Wildfire smoke: how it affects wine and weed industries

JOSEPHINE COUNTY, Ore.– The unwelcome smoke in southern Oregon is bad for business and it could even have negative effects on the crops.

Different industries have different takes on what the smoke will do with some saying it’s too early to tell while others saying things are good right now. All agree though if the smoke continues to choke the valley, there could be problems.

At Alter Farms, near Merlin, plumes of smoke can be seen rising just over the hill where the Taylor Creek Fire has continued to burn. Being so close to the fire, the farm and it’s employees have dealt with many days of heavy smoke.

“The smoke is not easy to breathe in so we provide everybody with masks and shorter days so they don’t have to be subjected to the bad air quality as much,” said Cody Alter, owner. “So it’s slowing down the progress we would have on the farm unfortunately.”

While production might be slower Alter says for the plants, the smoke isn’t bad.

“We still have brighter light currently than you would in an indoor grow room so the light levels are not bad for the plants and with our smaller, later plantings,” he said. “They’re actually enjoying the overcast.”

Further away in the Applegate Valley, smoke still hangs in the air but it’s not quite as thick.
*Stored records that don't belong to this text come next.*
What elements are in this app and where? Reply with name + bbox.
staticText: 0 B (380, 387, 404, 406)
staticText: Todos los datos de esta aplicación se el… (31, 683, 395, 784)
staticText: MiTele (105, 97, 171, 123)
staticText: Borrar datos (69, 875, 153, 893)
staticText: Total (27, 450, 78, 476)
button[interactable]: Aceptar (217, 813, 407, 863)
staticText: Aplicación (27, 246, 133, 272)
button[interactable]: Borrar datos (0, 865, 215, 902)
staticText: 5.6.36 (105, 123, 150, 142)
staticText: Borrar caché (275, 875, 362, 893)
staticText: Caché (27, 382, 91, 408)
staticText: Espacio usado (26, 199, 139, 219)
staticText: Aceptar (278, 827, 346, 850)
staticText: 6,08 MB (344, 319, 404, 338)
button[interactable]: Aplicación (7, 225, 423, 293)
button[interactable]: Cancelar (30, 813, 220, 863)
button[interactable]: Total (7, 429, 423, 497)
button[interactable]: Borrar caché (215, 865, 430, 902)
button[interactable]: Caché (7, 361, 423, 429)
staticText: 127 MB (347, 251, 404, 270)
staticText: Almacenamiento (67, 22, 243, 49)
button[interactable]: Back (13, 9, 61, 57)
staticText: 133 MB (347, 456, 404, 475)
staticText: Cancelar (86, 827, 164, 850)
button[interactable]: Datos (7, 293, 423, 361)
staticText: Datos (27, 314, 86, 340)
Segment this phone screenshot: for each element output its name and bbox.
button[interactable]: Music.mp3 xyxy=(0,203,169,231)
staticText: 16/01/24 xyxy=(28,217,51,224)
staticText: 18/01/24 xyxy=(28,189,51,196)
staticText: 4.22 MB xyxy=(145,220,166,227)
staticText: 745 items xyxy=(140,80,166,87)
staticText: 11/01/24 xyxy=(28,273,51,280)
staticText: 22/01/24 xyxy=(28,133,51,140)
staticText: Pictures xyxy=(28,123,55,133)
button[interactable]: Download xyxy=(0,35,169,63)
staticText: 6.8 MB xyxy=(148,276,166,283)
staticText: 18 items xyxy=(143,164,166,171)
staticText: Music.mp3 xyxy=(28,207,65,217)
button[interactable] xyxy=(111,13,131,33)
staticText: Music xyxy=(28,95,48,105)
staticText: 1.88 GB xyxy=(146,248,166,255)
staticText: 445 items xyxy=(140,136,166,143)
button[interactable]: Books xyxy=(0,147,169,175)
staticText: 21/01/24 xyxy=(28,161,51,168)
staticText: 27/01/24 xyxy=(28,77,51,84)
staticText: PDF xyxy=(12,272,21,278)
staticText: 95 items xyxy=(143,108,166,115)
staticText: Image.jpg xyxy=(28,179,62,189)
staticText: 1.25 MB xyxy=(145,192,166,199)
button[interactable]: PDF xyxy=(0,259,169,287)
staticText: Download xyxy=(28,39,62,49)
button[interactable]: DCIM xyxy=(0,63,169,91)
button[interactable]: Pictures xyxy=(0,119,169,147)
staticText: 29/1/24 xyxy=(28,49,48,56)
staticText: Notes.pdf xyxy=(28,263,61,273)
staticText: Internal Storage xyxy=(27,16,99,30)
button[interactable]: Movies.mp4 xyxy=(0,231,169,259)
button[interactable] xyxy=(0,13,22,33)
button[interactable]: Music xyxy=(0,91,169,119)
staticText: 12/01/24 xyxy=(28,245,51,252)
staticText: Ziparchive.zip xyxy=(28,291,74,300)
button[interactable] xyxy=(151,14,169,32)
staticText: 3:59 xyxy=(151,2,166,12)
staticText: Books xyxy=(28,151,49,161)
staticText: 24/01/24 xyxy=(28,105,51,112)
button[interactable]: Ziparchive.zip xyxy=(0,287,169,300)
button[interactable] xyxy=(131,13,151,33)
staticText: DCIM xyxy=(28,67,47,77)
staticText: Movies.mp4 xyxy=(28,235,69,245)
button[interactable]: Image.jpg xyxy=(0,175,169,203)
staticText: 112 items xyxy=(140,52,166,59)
“Certainly this is one of the earliest years we’ve ever seen,” said Greg Paneitz, owner of Woodridge Creek Winery.

It may not be bad on the Tuesday morning Paneitz met with NBC5 News but there are days where it can be. How the grapes fare through it all is the question though.

“You know the jury is still out as far as whether it will affect the grapes,” said Paneitz. “It’s not particular good for business as people don’t want to be out and about while there is smoke out there.”

The winery holds several events including weekly music sessions for guests to enjoy. Those are usually held outside but with the early smoke this year it’s been hard to have as many. But the winery has been able to make the best of the situation so far by adapting and spending less time outside.

“We had some folks from the Britt orchestra here over the weekend and you know what, I think a lot of people decided to do is maybe if it’s gonna be three hours outside, lets do two or one,” he said. “Lets limit the exposure rather than canceling entirely.”

In the long term however, if the smoke doesn’t clear, it could hurt each businesses product, more than it’s productivity.

“I really don’t think it’s going to affect production really in any measurable way,” said Alter. “The only scary thing is if these wildfires persist and we have a heavy blanketing of ash on older mature flowers.”

Alter says the heavier the ash on the plants the less light they get for growing and the impacts can also degrade the quality of their product when it comes time to harvest.

For now, farmers are taking it a day at a time and trying their best to make do with the current situation.